According to a report presented at the District of Houston council meeting on July 4, a request was recently received from an local business owner asking to operate in Steelhead Park as a mobile vendor and to connect to hydro, water, and sanitary sewer.
District staff brought the report to council to clarify the meaning of ‘mobile vendor’ within the meaning of the business license bylaw.
“Under the current language of the bylaw, a mobile vendor is defined as ‘any person who from a mobile vehicle sells or offers for sale goods… but does not include a restaurant…’ meaning that any person wishing to operate as a mobile vendor must operate from a suitable motor vehicle or a trailer,” said Gerald Pinchbeck, Corporate Service Officer for the District of Houston.
The report also indicated that in the bylaw section 4.1 states that mobile vendors can be located in Jamie Baxter, Steelhead, or in select areas of Four Seasons parks, or in another area as part of a special event.
The vendor must sign a facility use agreement for the location, provide a copy of their commercial liability insurance and automobile insurance, the vendors are limited to a maximum area of 25 square meters, and must be staffed at all times or removed from the location.
“The current proposal was for a unit with no foundation but fixed to water, electrical, and sewer services which is not permitted by bylaw,” said Pinchbeck.
“Does the actual bylaw specify wheels?

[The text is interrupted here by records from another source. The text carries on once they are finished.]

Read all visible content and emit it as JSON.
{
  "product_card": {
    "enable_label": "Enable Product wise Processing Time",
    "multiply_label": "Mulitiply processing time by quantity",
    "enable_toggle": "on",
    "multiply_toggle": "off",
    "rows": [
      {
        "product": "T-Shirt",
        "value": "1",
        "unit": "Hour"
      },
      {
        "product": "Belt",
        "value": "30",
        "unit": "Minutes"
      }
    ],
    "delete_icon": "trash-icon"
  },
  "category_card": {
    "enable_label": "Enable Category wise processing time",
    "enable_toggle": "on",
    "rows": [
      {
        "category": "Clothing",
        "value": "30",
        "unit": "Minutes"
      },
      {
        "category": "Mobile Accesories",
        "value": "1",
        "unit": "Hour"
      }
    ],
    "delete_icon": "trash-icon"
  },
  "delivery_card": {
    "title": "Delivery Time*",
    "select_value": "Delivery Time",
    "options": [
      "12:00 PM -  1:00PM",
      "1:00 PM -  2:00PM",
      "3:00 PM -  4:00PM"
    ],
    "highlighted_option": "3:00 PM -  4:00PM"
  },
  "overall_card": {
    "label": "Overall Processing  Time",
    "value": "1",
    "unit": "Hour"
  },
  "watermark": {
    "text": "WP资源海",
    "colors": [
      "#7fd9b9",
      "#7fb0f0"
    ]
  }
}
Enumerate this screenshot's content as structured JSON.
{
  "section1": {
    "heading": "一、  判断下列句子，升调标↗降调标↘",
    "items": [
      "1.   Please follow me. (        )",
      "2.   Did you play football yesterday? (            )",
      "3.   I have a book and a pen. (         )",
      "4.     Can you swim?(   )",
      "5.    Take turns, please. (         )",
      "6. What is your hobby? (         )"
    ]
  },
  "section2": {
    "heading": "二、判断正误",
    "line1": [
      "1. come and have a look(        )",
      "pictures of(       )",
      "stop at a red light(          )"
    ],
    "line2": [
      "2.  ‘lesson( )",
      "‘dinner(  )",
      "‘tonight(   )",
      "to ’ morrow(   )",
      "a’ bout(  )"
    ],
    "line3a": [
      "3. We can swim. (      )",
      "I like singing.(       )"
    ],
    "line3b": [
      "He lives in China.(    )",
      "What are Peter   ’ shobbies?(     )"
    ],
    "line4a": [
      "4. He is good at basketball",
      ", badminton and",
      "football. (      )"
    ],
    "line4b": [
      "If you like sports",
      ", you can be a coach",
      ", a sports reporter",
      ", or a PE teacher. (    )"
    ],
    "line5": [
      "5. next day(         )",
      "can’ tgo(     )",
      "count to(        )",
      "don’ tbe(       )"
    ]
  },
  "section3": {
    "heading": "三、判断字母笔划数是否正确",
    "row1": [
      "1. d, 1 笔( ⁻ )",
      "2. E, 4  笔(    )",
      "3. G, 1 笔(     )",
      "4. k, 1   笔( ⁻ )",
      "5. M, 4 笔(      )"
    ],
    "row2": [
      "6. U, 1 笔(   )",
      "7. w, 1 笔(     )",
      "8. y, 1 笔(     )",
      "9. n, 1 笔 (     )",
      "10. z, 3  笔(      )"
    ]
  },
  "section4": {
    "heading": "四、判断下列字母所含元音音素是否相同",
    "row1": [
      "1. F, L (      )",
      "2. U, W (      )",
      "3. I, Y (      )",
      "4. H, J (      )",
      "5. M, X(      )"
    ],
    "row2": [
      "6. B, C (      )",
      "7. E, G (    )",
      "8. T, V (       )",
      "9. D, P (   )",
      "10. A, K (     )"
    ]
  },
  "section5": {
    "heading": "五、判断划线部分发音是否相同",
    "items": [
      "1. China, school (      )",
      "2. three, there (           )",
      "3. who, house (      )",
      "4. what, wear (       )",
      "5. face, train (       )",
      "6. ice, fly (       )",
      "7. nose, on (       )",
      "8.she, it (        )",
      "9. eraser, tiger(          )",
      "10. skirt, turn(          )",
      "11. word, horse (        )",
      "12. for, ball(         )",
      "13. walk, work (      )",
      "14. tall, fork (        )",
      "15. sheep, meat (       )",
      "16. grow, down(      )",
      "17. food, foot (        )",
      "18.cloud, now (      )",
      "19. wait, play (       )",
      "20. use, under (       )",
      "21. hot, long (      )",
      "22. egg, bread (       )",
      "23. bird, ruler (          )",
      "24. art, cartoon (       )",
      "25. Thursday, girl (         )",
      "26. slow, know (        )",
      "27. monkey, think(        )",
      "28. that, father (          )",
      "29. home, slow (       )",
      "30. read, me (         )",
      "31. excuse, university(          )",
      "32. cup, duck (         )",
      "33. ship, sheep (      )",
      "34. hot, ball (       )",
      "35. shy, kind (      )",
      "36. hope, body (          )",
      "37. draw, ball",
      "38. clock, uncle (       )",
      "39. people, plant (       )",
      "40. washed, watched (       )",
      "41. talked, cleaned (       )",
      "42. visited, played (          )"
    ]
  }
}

Lots of communities have mobile vending that are there for a summer and then are gone,” asked counsellor Jonathan Van Barneveld.
“The bylaw defines mobile vendor as any person who through a vehicle operates or sells good, so that does mean that they do have to be on wheels,” said Pinchbeck.
“Based on the definition of restaurant, does that mean no food truck could come to town?” asked counsellor van Barneveld.
“I would have to look at that based on the definition of restaurant in our bylaw,” said Pinchbeck.
Pinchbeck searched through the business and development bylaw definitions but could find no definition for restaurant outlined.
“As far as the bylaw is concerned right now, I have to investigate this matter further before I can provide an answer to council’s question,” said Pinchbeck.
“While investigating that, could we also look at what other towns have? Because a lot of other towns have food trucks and I want to make sure that it is easy for somebody to be able to go down this road and to set up a venue in town without going through too much red tape,” said Van Barneveld.
Houston council passed a motion to the effect of Van Barneveld’s request. The report was received and tabled until district staff returned with more information.